Een woordenboek van de filosofie

Begrippen, stromingen, denkers (2017)

Gepubliceerd op 20-04-2017

Taalspel

betekenis & definitie

Wittgenstein besprak de manier waarop de taal functioneert door kleinschalige talen te bedenken voor bepaalde soorten activiteit, zoals een huis bouwen, en door zich af te vragen hoe die werken en aan welke eisen ze moeten voldoen.

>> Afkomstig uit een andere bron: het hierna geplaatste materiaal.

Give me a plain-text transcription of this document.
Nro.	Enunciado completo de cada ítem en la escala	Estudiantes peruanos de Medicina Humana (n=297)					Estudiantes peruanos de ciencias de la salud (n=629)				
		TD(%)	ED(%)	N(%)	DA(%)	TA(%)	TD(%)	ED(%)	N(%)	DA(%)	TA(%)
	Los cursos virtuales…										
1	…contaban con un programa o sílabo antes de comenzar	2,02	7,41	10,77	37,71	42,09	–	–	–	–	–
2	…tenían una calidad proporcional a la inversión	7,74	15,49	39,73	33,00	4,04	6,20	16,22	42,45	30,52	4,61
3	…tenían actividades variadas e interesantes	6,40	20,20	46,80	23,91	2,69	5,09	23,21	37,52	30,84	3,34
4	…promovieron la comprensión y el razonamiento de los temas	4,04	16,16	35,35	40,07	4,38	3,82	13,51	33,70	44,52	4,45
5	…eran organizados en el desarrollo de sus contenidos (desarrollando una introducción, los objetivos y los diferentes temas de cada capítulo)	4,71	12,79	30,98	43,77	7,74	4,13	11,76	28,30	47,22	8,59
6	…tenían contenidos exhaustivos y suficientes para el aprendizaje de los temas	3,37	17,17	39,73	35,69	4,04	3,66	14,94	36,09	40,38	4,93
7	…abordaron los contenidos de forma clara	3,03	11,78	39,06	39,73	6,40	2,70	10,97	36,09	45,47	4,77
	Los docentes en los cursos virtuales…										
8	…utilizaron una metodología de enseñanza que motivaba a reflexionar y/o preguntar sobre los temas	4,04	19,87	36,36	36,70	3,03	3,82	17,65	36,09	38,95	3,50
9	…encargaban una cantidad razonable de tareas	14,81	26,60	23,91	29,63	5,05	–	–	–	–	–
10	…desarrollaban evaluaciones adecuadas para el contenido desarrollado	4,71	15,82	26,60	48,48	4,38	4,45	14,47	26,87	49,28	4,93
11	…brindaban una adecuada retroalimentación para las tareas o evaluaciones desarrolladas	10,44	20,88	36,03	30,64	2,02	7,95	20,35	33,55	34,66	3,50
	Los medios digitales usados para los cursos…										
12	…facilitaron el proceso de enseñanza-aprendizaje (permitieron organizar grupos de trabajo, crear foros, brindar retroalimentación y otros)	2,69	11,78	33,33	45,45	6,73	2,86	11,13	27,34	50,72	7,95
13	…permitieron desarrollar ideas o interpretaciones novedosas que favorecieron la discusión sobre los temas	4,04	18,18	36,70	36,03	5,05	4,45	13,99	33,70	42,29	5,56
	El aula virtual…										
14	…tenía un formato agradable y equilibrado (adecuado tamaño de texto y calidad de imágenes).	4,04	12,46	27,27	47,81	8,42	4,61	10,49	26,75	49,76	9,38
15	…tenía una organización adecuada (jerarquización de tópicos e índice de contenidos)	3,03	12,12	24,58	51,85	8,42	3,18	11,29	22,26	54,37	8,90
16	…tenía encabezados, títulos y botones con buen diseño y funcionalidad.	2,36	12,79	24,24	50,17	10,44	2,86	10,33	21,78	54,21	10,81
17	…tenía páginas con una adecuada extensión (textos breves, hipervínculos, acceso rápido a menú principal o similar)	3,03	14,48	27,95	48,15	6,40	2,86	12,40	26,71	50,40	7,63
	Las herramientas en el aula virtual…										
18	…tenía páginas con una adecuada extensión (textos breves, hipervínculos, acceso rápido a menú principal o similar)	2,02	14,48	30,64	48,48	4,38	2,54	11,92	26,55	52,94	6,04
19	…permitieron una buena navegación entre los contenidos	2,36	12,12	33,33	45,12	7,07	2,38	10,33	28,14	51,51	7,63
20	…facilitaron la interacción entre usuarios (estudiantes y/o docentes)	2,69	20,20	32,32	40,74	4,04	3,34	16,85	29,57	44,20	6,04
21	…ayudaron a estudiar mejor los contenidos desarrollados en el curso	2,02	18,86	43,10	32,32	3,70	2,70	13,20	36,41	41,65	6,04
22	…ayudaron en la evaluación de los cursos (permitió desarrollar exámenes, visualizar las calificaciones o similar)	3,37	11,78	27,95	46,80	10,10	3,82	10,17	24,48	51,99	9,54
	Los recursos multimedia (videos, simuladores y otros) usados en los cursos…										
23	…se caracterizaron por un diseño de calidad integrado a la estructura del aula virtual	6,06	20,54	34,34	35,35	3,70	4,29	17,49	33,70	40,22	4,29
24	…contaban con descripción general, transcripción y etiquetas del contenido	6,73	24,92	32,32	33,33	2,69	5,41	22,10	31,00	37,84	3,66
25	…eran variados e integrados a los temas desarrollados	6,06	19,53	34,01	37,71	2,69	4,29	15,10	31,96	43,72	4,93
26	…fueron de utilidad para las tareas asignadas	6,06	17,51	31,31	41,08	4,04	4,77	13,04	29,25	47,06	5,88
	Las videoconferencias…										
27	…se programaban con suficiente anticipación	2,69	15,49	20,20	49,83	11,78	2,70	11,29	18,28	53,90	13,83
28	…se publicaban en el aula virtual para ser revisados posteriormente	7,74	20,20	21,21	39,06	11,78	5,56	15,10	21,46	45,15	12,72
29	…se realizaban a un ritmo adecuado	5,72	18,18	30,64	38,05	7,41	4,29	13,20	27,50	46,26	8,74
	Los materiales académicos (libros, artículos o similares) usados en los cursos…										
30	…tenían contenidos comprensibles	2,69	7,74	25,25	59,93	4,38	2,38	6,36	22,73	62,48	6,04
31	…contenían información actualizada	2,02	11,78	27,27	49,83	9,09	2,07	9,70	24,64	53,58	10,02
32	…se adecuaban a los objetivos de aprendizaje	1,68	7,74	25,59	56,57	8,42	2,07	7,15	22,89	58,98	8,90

Hij vergeleek ze met bepaalde kinderspelletjes en noemde ze daarom taalspelen. Vervolgens vergeleek hij ze met de echte taal in haar volle complexiteit, en gebruikte hij ze om de rol van woorden in verschillende menselijke praktijken zoals wetenschap beoefenen en toneelspelen te onderstrepen. Aanvankelijk beschouwde hij ze als primitief of autonoom, d.w.z. als activiteiten die de rest van de taal niet veronderstellen. Maar ‘taalspel’ werd later ook toegepast op bepaalde delen of gebieden van al bestaande talen. Zo kan religieuze taal, of taal die wordt gebruikt in verband met geloven, een taalspel worden genoemd, hoewel dergelijke taalfragmenten nauwelijks zouden kunnen bestaan tenzij als delen van een meer algemeen gebruikte taal.
L. Wittgenstein, Philosophische Untersuchungenjphilosophical lnvestigations, 1953 (Filosofische onderzoekingen, 1976), i.h.b. deel 1, §§7,23.
R. Rhees, Discussions of Wittgenstein, 1970, hoofdstuk 6. (Bespreking van enkele moeilijkheden door een sympathisant.)
A. Kenny, Wittgenstein, 1973 (Wittgenstein, Ned. vertaling, 1974). (Behandelt o.m. Wittgensteins beschouwingen over taalspelen.)